MALANG, E. JAVA, Indonesia, 19 Apr 2024 – (ACN Newswire) – Seorang peneliti dari Fakultas Teknologi Pertanian Universitas Brawijaya, Anang Lastriyanto, telah mengembangkan teknologi pengolahan madu yang diharapkan dapat memberikan nilai tambah pada produk.
Menurut Lastriyanto, penelitiannya membutuhkan waktu 3,5 tahun untuk menghasilkan madu bubuk melalui proses yang terintegrasi. “Tidak banyak orang yang bisa menciptakan teknologi ini tentang cara mengolah madu menjadi bubuk,” katanya.
Tahap pertama penelitian, yang didanai oleh Badan Endowment Fund for Education Indonesia, melibatkan pengembangan langkah-langkah awal untuk proses pengolahan madu dan menghasilkan prototipe alat yang digunakan.
Pada tahun pertama, madu diproses menggunakan pasteurisasi dan pendinginan cepat atau metode pendingin vakum, ia menginformasikan. Pengembangan proses pengolahan madu berlanjut pada tahun kedua dengan tujuan meningkatkan produksi ke skala industri.
Untuk meningkatkan produksi, pasteurisasi digunakan dalam pemrosesan, tetapi produk akhir mengandung busa, menunjukkan bahwa madu tidak berkualitas baik. “Madu menjadi berbusa saat dipanaskan, sehingga jaminan kualitas dan waktu pengerjaan belum tentu terjamin,” jelasnya.
Namun, Lastriyanto mengatakan, melalui pendinginan cepat setelah pasteurisasi, masalah produksi busa selama pemanasan teratasi. Selain itu, kadar air dalam madu olahan pun berkurang.
Dengan demikian, dalam dua tahun penelitian sejumlah proses diperkenalkan, dimulai dengan pasteurisasi, pendinginan cepat, penghapusan busa, dan pengurangan kadar air. Keempat proses tersebut diintegrasikan ke dalam teknologi pengolahan madu, atau proses “4 in 1”.
“4 in 1 adalah proses pemanasan, pendinginan cepat, menghilangkan busa, dan mengurangi air,” katanya. Dia menjelaskan bahwa pada tahun ketiga pengembangan teknologi, fokusnya adalah memproduksi madu bubuk, yang proses yang paling penting adalah formulasi.

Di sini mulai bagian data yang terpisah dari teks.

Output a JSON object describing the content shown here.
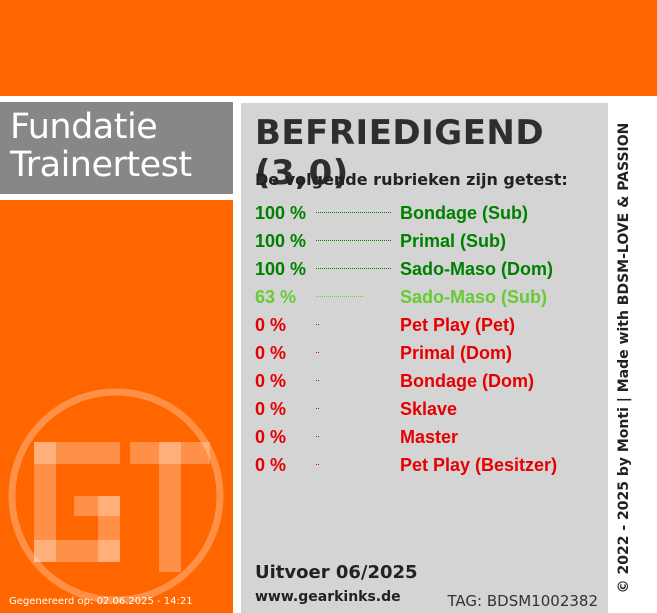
{
  "header": {
    "band_color": "#ff6600"
  },
  "sidebar": {
    "title_line1": "Fundatie",
    "title_line2": "Trainertest",
    "generated": "Gegenereerd op: 02.06.2025 - 14:21",
    "logo_icon": "gt-monogram-watermark-icon"
  },
  "result": {
    "title": "BEFRIEDIGEND (3,0)",
    "subtitle": "De volgende rubrieken zijn getest:",
    "rows": [
      {
        "pct": "100 %",
        "value": 100,
        "label": "Bondage (Sub)",
        "color": "#008000"
      },
      {
        "pct": "100 %",
        "value": 100,
        "label": "Primal (Sub)",
        "color": "#008000"
      },
      {
        "pct": "100 %",
        "value": 100,
        "label": "Sado-Maso (Dom)",
        "color": "#008000"
      },
      {
        "pct": "63 %",
        "value": 63,
        "label": "Sado-Maso (Sub)",
        "color": "#66cc33"
      },
      {
        "pct": "0 %",
        "value": 0,
        "label": "Pet Play (Pet)",
        "color": "#e60000"
      },
      {
        "pct": "0 %",
        "value": 0,
        "label": "Primal (Dom)",
        "color": "#e60000"
      },
      {
        "pct": "0 %",
        "value": 0,
        "label": "Bondage (Dom)",
        "color": "#e60000"
      },
      {
        "pct": "0 %",
        "value": 0,
        "label": "Sklave",
        "color": "#e60000"
      },
      {
        "pct": "0 %",
        "value": 0,
        "label": "Master",
        "color": "#e60000"
      },
      {
        "pct": "0 %",
        "value": 0,
        "label": "Pet Play (Besitzer)",
        "color": "#e60000"
      }
    ],
    "uitvoer": "Uitvoer 06/2025",
    "website": "www.gearkinks.de",
    "tag": "TAG: BDSM1002382"
  },
  "footer": {
    "copyright": "© 2022 - 2025 by Monti | Made with BDSM-LOVE & PASSION"
  }
}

“Dalam proses (pembuatan) madu bubuk, yang terpenting adalah formulasinya. Kami menargetkan formulasi ini untuk madu akasia. Karena peternak madu hutan akasia menghadapi kesulitan untuk memasarkan produk mereka karena harga telah turun,” katanya.
Proses perumusan dilakukan melalui proses penelitian dan evaluasi hasil secara bertahap. Formulasi yang saat ini sedang dipatenkan ini kemudian dilanjutkan dengan proses pemanasan madu yang diformulasikan.

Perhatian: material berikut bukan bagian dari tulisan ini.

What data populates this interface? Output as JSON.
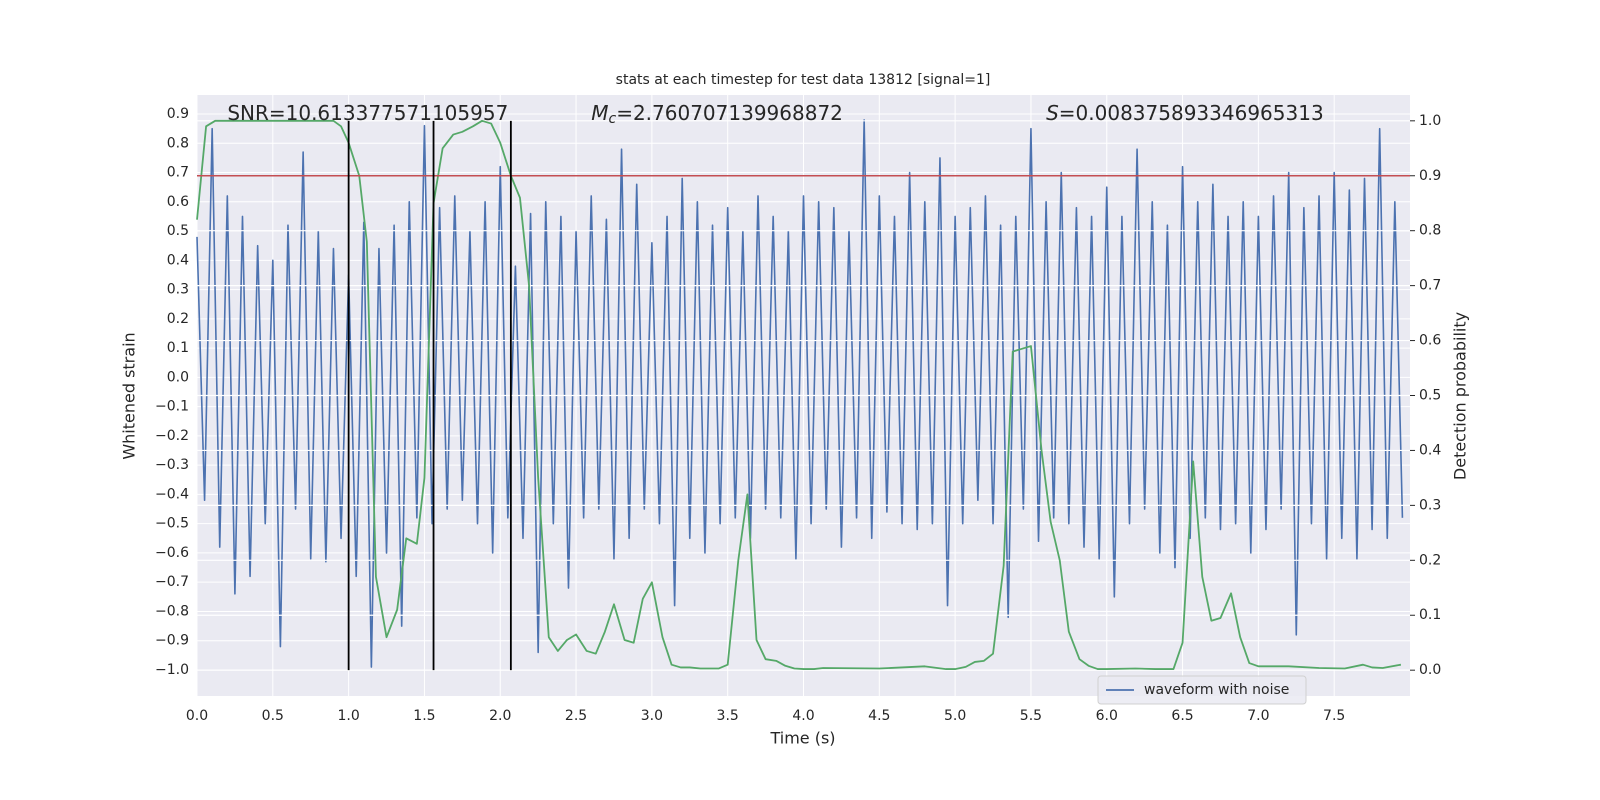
{
  "chart_data": {
    "type": "line",
    "title": "stats at each timestep for test data 13812 [signal=1]",
    "xlabel": "Time (s)",
    "ylabel": "Whitened strain",
    "y2label": "Detection probability",
    "annotations": [
      {
        "text": "SNR=10.613377571105957",
        "x": 0.2,
        "y": 0.9
      },
      {
        "symbol": "M",
        "subscript": "c",
        "text": "=2.760707139968872",
        "x": 2.6,
        "y": 0.9
      },
      {
        "symbol": "S",
        "text": "=0.008375893346965313",
        "x": 5.6,
        "y": 0.9
      }
    ],
    "xlim": [
      0,
      8.0
    ],
    "xticks": [
      {
        "value": 0,
        "label": "0.0"
      },
      0.5,
      {
        "value": 1,
        "label": "1.0"
      },
      1.5,
      {
        "value": 2,
        "label": "2.0"
      },
      2.5,
      {
        "value": 3,
        "label": "3.0"
      },
      3.5,
      {
        "value": 4,
        "label": "4.0"
      },
      4.5,
      {
        "value": 5,
        "label": "5.0"
      },
      5.5,
      {
        "value": 6,
        "label": "6.0"
      },
      6.5,
      {
        "value": 7,
        "label": "7.0"
      },
      7.5
    ],
    "ylim": [
      -1.089,
      0.965
    ],
    "yticks": [
      {
        "value": -1,
        "label": "−1.0"
      },
      {
        "value": -0.9,
        "label": "−0.9"
      },
      {
        "value": -0.8,
        "label": "−0.8"
      },
      {
        "value": -0.7,
        "label": "−0.7"
      },
      {
        "value": -0.6,
        "label": "−0.6"
      },
      {
        "value": -0.5,
        "label": "−0.5"
      },
      {
        "value": -0.4,
        "label": "−0.4"
      },
      {
        "value": -0.3,
        "label": "−0.3"
      },
      {
        "value": -0.2,
        "label": "−0.2"
      },
      {
        "value": -0.1,
        "label": "−0.1"
      },
      {
        "value": 0,
        "label": "0.0"
      },
      0.1,
      0.2,
      0.3,
      0.4,
      0.5,
      0.6,
      0.7,
      0.8,
      0.9
    ],
    "y2lim": [
      -0.047,
      1.047
    ],
    "y2ticks": [
      {
        "value": 0,
        "label": "0.0"
      },
      0.1,
      0.2,
      0.3,
      0.4,
      0.5,
      0.6,
      0.7,
      0.8,
      0.9,
      {
        "value": 1,
        "label": "1.0"
      }
    ],
    "grid": true,
    "legend": "lower right",
    "hlines": [
      {
        "value": 0.9,
        "axis": "y2",
        "color": "#c44e52"
      }
    ],
    "vlines": [
      1.0,
      1.56,
      2.07
    ],
    "vline_span": [
      0,
      1
    ],
    "vline_color": "#000000",
    "series": [
      {
        "name": "waveform with noise",
        "color": "#4c72b0",
        "x": [
          0,
          0.05,
          0.1,
          0.15,
          0.2,
          0.25,
          0.3,
          0.35,
          0.4,
          0.45,
          0.5,
          0.55,
          0.6,
          0.65,
          0.7,
          0.75,
          0.8,
          0.85,
          0.9,
          0.95,
          1,
          1.05,
          1.1,
          1.15,
          1.2,
          1.25,
          1.3,
          1.35,
          1.4,
          1.45,
          1.5,
          1.55,
          1.6,
          1.65,
          1.7,
          1.75,
          1.8,
          1.85,
          1.9,
          1.95,
          2,
          2.05,
          2.1,
          2.15,
          2.2,
          2.25,
          2.3,
          2.35,
          2.4,
          2.45,
          2.5,
          2.55,
          2.6,
          2.65,
          2.7,
          2.75,
          2.8,
          2.85,
          2.9,
          2.95,
          3,
          3.05,
          3.1,
          3.15,
          3.2,
          3.25,
          3.3,
          3.35,
          3.4,
          3.45,
          3.5,
          3.55,
          3.6,
          3.65,
          3.7,
          3.75,
          3.8,
          3.85,
          3.9,
          3.95,
          4,
          4.05,
          4.1,
          4.15,
          4.2,
          4.25,
          4.3,
          4.35,
          4.4,
          4.45,
          4.5,
          4.55,
          4.6,
          4.65,
          4.7,
          4.75,
          4.8,
          4.85,
          4.9,
          4.95,
          5,
          5.05,
          5.1,
          5.15,
          5.2,
          5.25,
          5.3,
          5.35,
          5.4,
          5.45,
          5.5,
          5.55,
          5.6,
          5.65,
          5.7,
          5.75,
          5.8,
          5.85,
          5.9,
          5.95,
          6,
          6.05,
          6.1,
          6.15,
          6.2,
          6.25,
          6.3,
          6.35,
          6.4,
          6.45,
          6.5,
          6.55,
          6.6,
          6.65,
          6.7,
          6.75,
          6.8,
          6.85,
          6.9,
          6.95,
          7,
          7.05,
          7.1,
          7.15,
          7.2,
          7.25,
          7.3,
          7.35,
          7.4,
          7.45,
          7.5,
          7.55,
          7.6,
          7.65,
          7.7,
          7.75,
          7.8,
          7.85,
          7.9,
          7.95
        ],
        "values": [
          0.48,
          -0.42,
          0.85,
          -0.58,
          0.62,
          -0.74,
          0.55,
          -0.68,
          0.45,
          -0.5,
          0.4,
          -0.92,
          0.52,
          -0.45,
          0.77,
          -0.62,
          0.5,
          -0.63,
          0.44,
          -0.55,
          0.35,
          -0.68,
          0.53,
          -0.99,
          0.44,
          -0.6,
          0.52,
          -0.85,
          0.6,
          -0.48,
          0.86,
          -0.5,
          0.58,
          -0.45,
          0.62,
          -0.42,
          0.5,
          -0.5,
          0.6,
          -0.6,
          0.72,
          -0.48,
          0.38,
          -0.55,
          0.56,
          -0.94,
          0.6,
          -0.5,
          0.55,
          -0.72,
          0.5,
          -0.48,
          0.62,
          -0.45,
          0.54,
          -0.62,
          0.78,
          -0.55,
          0.66,
          -0.45,
          0.46,
          -0.5,
          0.55,
          -0.78,
          0.68,
          -0.55,
          0.6,
          -0.6,
          0.52,
          -0.5,
          0.58,
          -0.48,
          0.5,
          -0.55,
          0.62,
          -0.45,
          0.55,
          -0.48,
          0.5,
          -0.62,
          0.62,
          -0.5,
          0.6,
          -0.45,
          0.58,
          -0.58,
          0.5,
          -0.48,
          0.88,
          -0.55,
          0.62,
          -0.46,
          0.55,
          -0.5,
          0.7,
          -0.52,
          0.6,
          -0.5,
          0.75,
          -0.78,
          0.55,
          -0.5,
          0.58,
          -0.42,
          0.62,
          -0.5,
          0.52,
          -0.82,
          0.55,
          -0.45,
          0.85,
          -0.56,
          0.6,
          -0.48,
          0.7,
          -0.5,
          0.58,
          -0.58,
          0.55,
          -0.62,
          0.65,
          -0.75,
          0.55,
          -0.5,
          0.78,
          -0.45,
          0.6,
          -0.6,
          0.52,
          -0.65,
          0.72,
          -0.55,
          0.6,
          -0.48,
          0.66,
          -0.52,
          0.55,
          -0.5,
          0.6,
          -0.6,
          0.55,
          -0.52,
          0.62,
          -0.45,
          0.7,
          -0.88,
          0.58,
          -0.5,
          0.62,
          -0.62,
          0.7,
          -0.55,
          0.64,
          -0.62,
          0.68,
          -0.52,
          0.85,
          -0.55,
          0.6,
          -0.48
        ]
      },
      {
        "color": "#55a868",
        "axis": "y2",
        "x": [
          0,
          0.06,
          0.12,
          0.5,
          0.9,
          0.95,
          1.0,
          1.07,
          1.12,
          1.18,
          1.25,
          1.32,
          1.38,
          1.45,
          1.5,
          1.56,
          1.62,
          1.69,
          1.75,
          1.82,
          1.88,
          1.94,
          2.0,
          2.07,
          2.13,
          2.19,
          2.25,
          2.32,
          2.38,
          2.44,
          2.5,
          2.57,
          2.63,
          2.69,
          2.75,
          2.82,
          2.88,
          2.94,
          3.0,
          3.07,
          3.13,
          3.19,
          3.25,
          3.32,
          3.38,
          3.44,
          3.5,
          3.57,
          3.63,
          3.69,
          3.75,
          3.82,
          3.88,
          3.94,
          4.0,
          4.07,
          4.13,
          4.5,
          4.8,
          4.94,
          5.0,
          5.07,
          5.13,
          5.19,
          5.25,
          5.32,
          5.38,
          5.44,
          5.5,
          5.57,
          5.63,
          5.69,
          5.75,
          5.82,
          5.88,
          5.94,
          6.0,
          6.19,
          6.32,
          6.44,
          6.5,
          6.57,
          6.63,
          6.69,
          6.75,
          6.82,
          6.88,
          6.94,
          7.0,
          7.2,
          7.4,
          7.57,
          7.69,
          7.75,
          7.82,
          7.94
        ],
        "values": [
          0.82,
          0.99,
          1.0,
          1.0,
          1.0,
          0.99,
          0.96,
          0.9,
          0.78,
          0.17,
          0.06,
          0.11,
          0.24,
          0.23,
          0.35,
          0.85,
          0.95,
          0.975,
          0.98,
          0.99,
          1.0,
          0.995,
          0.96,
          0.9,
          0.86,
          0.7,
          0.35,
          0.06,
          0.035,
          0.055,
          0.065,
          0.035,
          0.03,
          0.07,
          0.12,
          0.055,
          0.05,
          0.13,
          0.16,
          0.06,
          0.01,
          0.005,
          0.005,
          0.003,
          0.003,
          0.003,
          0.01,
          0.2,
          0.32,
          0.055,
          0.02,
          0.017,
          0.008,
          0.003,
          0.002,
          0.002,
          0.004,
          0.003,
          0.007,
          0.002,
          0.002,
          0.006,
          0.015,
          0.017,
          0.03,
          0.19,
          0.58,
          0.585,
          0.59,
          0.4,
          0.27,
          0.2,
          0.07,
          0.02,
          0.008,
          0.002,
          0.002,
          0.003,
          0.002,
          0.002,
          0.05,
          0.38,
          0.17,
          0.09,
          0.095,
          0.14,
          0.06,
          0.013,
          0.007,
          0.007,
          0.004,
          0.003,
          0.01,
          0.005,
          0.004,
          0.01
        ]
      }
    ]
  }
}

Setelah dipanaskan, campuran mengembang dan kemudian mengering menjadi benjolan. Potongan didinginkan, dan kemudian digiling menjadi bubuk madu. “Saat terkena panas, campurannya mengembang. Madu dilindungi oleh bahan-bahan (formulasi) dan menjadi enkapsulasi,” katanya.

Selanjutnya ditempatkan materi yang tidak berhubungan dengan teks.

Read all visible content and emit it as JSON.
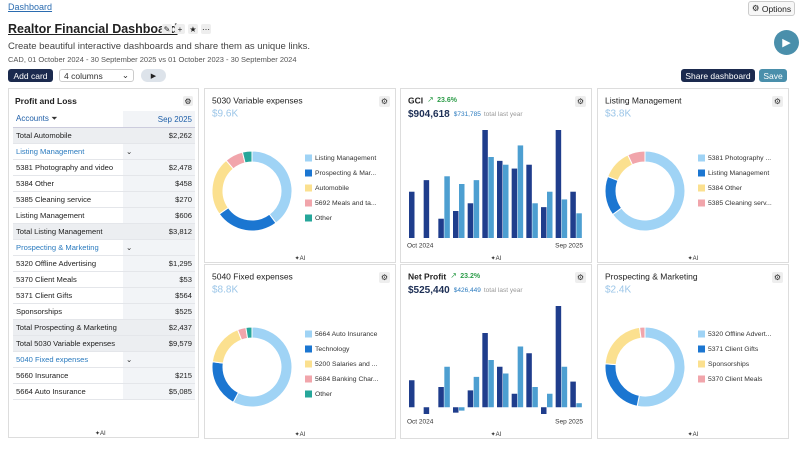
{
  "breadcrumb": "Dashboard",
  "options": "Options",
  "title": "Realtor Financial Dashboard",
  "subtitle": "Create beautiful interactive dashboards and share them as unique links.",
  "date_range": "CAD, 01 October 2024 - 30 September 2025 vs 01 October 2023 - 30 September 2024",
  "toolbar": {
    "add_card": "Add card",
    "columns": "4 columns",
    "share": "Share dashboard",
    "save": "Save"
  },
  "ai": "AI",
  "profit_loss": {
    "title": "Profit and Loss",
    "header": [
      "Accounts",
      "Sep 2025"
    ],
    "rows": [
      {
        "label": "Total Automobile",
        "value": "$2,262",
        "style": "total"
      },
      {
        "label": "Listing Management",
        "style": "group"
      },
      {
        "label": "5381 Photography and video",
        "value": "$2,478",
        "style": "item"
      },
      {
        "label": "5384 Other",
        "value": "$458",
        "style": "item"
      },
      {
        "label": "5385 Cleaning service",
        "value": "$270",
        "style": "item"
      },
      {
        "label": "Listing Management",
        "value": "$606",
        "style": "item"
      },
      {
        "label": "Total Listing Management",
        "value": "$3,812",
        "style": "total"
      },
      {
        "label": "Prospecting & Marketing",
        "style": "group"
      },
      {
        "label": "5320 Offline Advertising",
        "value": "$1,295",
        "style": "item"
      },
      {
        "label": "5370 Client Meals",
        "value": "$53",
        "style": "item"
      },
      {
        "label": "5371 Client Gifts",
        "value": "$564",
        "style": "item"
      },
      {
        "label": "Sponsorships",
        "value": "$525",
        "style": "item"
      },
      {
        "label": "Total Prospecting & Marketing",
        "value": "$2,437",
        "style": "total"
      },
      {
        "label": "Total 5030 Variable expenses",
        "value": "$9,579",
        "style": "total"
      },
      {
        "label": "5040 Fixed expenses",
        "style": "group"
      },
      {
        "label": "5660 Insurance",
        "value": "$215",
        "style": "item"
      },
      {
        "label": "5664 Auto Insurance",
        "value": "$5,085",
        "style": "item"
      }
    ]
  },
  "cards": [
    {
      "title": "5030 Variable expenses",
      "total": "$9.6K",
      "chart_data": {
        "type": "donut",
        "categories": [
          "Listing Management",
          "Prospecting & Mar...",
          "Automobile",
          "5692 Meals and ta...",
          "Other"
        ],
        "values": [
          3812,
          2437,
          2262,
          700,
          368
        ],
        "colors": [
          "#9fd3f5",
          "#1b76d1",
          "#fbe08f",
          "#f1a5ab",
          "#26a69a"
        ]
      }
    },
    {
      "title": "GCI",
      "change": "23.6%",
      "total": "$904,618",
      "previous_total": "$731,785",
      "previous_label": "total last year",
      "chart_data": {
        "type": "bar",
        "categories": [
          "Oct 2024",
          null,
          null,
          null,
          null,
          null,
          null,
          null,
          null,
          null,
          null,
          "Sep 2025"
        ],
        "series": [
          {
            "color": "#1f3d8c",
            "values": [
              60000,
              75000,
              25000,
              35000,
              45000,
              140000,
              100000,
              90000,
              95000,
              40000,
              140000,
              60000
            ]
          },
          {
            "color": "#4d9fd1",
            "values": [
              null,
              null,
              80000,
              70000,
              75000,
              105000,
              95000,
              120000,
              45000,
              60000,
              50000,
              32000
            ]
          }
        ]
      }
    },
    {
      "title": "Listing Management",
      "total": "$3.8K",
      "chart_data": {
        "type": "donut",
        "categories": [
          "5381 Photography ...",
          "Listing Management",
          "5384 Other",
          "5385 Cleaning serv..."
        ],
        "values": [
          2478,
          606,
          458,
          270
        ],
        "colors": [
          "#9fd3f5",
          "#1b76d1",
          "#fbe08f",
          "#f1a5ab"
        ]
      }
    },
    {
      "title": "5040 Fixed expenses",
      "total": "$8.8K",
      "chart_data": {
        "type": "donut",
        "categories": [
          "5664 Auto Insurance",
          "Technology",
          "5200 Salaries and ...",
          "5684 Banking Char...",
          "Other"
        ],
        "values": [
          5085,
          1700,
          1500,
          300,
          215
        ],
        "colors": [
          "#9fd3f5",
          "#1b76d1",
          "#fbe08f",
          "#f1a5ab",
          "#26a69a"
        ]
      }
    },
    {
      "title": "Net Profit",
      "change": "23.2%",
      "total": "$525,440",
      "previous_total": "$426,449",
      "previous_label": "total last year",
      "chart_data": {
        "type": "bar",
        "categories": [
          "Oct 2024",
          null,
          null,
          null,
          null,
          null,
          null,
          null,
          null,
          null,
          null,
          "Sep 2025"
        ],
        "series": [
          {
            "color": "#1f3d8c",
            "values": [
              40000,
              -10000,
              30000,
              -8000,
              25000,
              110000,
              60000,
              20000,
              80000,
              -10000,
              150000,
              38000
            ]
          },
          {
            "color": "#4d9fd1",
            "values": [
              null,
              null,
              60000,
              -5000,
              45000,
              70000,
              50000,
              90000,
              30000,
              20000,
              60000,
              6000
            ]
          }
        ]
      }
    },
    {
      "title": "Prospecting & Marketing",
      "total": "$2.4K",
      "chart_data": {
        "type": "donut",
        "categories": [
          "5320 Offline Advert...",
          "5371 Client Gifts",
          "Sponsorships",
          "5370 Client Meals"
        ],
        "values": [
          1295,
          564,
          525,
          53
        ],
        "colors": [
          "#9fd3f5",
          "#1b76d1",
          "#fbe08f",
          "#f1a5ab"
        ]
      }
    }
  ]
}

Pada akhirnya, dalam perjalanan penelitiannya selama 3,5 tahun, Lastriyanto berhasil menghasilkan madu olahan terintegrasi, madu bubuk, serta mesin untuk mengolah madu.
Dalam jangka panjang, madu bubuk diharapkan dapat menjadi bahan baku bagi sektor industri, baik untuk pasar domestik maupun internasional. Produk akhir juga dapat digunakan untuk memasok kebutuhan di negara-negara di Afrika dan Asia Tenggara.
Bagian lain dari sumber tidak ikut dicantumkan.